I'm sorry to be so frank, but you don't know anything about me or my security practices and your claim of negligence is extremely unfounded.
[1] https://github.com/publicsuffix/list/wiki/Guidelines#validat...
Eric, I think it appropriate to mention, and I'd like to point out the lack of any real documentation (reaching a professional level) related to PSL on the professional working groups touching on these things (i.e. M3AAWG).
There are only two blog posts on M3AAWG in 2023 where it had been used silently (apparently for years), but was calling for support. I would think if it were an industry recognized initiative it would have the appropriate documents/whitepapers published on it in the industry working group tasked with these things. These people are supposed to be engineer's after all. AFAIK this hasn't happened aside from a brief-after-action with requests for support which is highly problematic.
When there is no professional outreach (via working group or trade group), its real hard to say that this isn't just gross negligence on google's part. M3AAWG has hundreds if not thousand's of whitepapers each hundreds of pages. A single blog post or two that mention it insufficiently, won't rationally negate this claim supporting gross negligence.

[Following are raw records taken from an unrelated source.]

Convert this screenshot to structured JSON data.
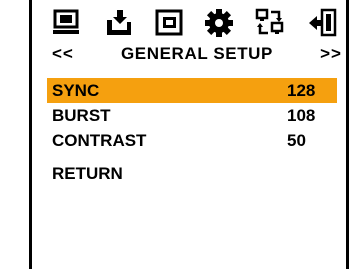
{
  "colors": {
    "accent": "#f5a00f",
    "icon": "#000000"
  },
  "icons": [
    "monitor-icon",
    "download-icon",
    "picture-in-picture-icon",
    "gear-icon",
    "network-icon",
    "exit-icon"
  ],
  "header": {
    "left": "<<",
    "title": "GENERAL SETUP",
    "right": ">>"
  },
  "menu": {
    "items": [
      {
        "label": "SYNC",
        "value": "128",
        "selected": true
      },
      {
        "label": "BURST",
        "value": "108",
        "selected": false
      },
      {
        "label": "CONTRAST",
        "value": "50",
        "selected": false
      }
    ],
    "return_label": "RETURN"
  }
}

Why do I mention Gross negligence?, when coupled with loss, it is sufficient in many cases to support a finding of 'malice' without specific intent (i.e. general intent), especially when such an entity has little/no credibility, but is overshadowed by power/authority that is undeserved. Deceitful people that reasonably should know the consequences will go bad, often purposefully structure towards general intent to avoid legal complications and the legal system has evolved. I am not a lawyer, but this paraphrase about gross negligence/general intent/malice did come from a lawyer, its not meant or intended for use as legal advice in paraphrase form, so standard IANAL disclaimer applies. If the that is needed, consult a qualified professional for a specific distinction on this.
The company is more than technically capable of narrowly defining blacklists and providing due process and appropriate noticing requirements.
The situation begs questions of torturous interference, and whether the PSL is being used as an anti-competive mechanistic moat to prevent competitors from entering the market by imposing additional cost arbitrarily on competitors that is assymetric to the costs such companies have with competing services (as oligopoly/monopoly).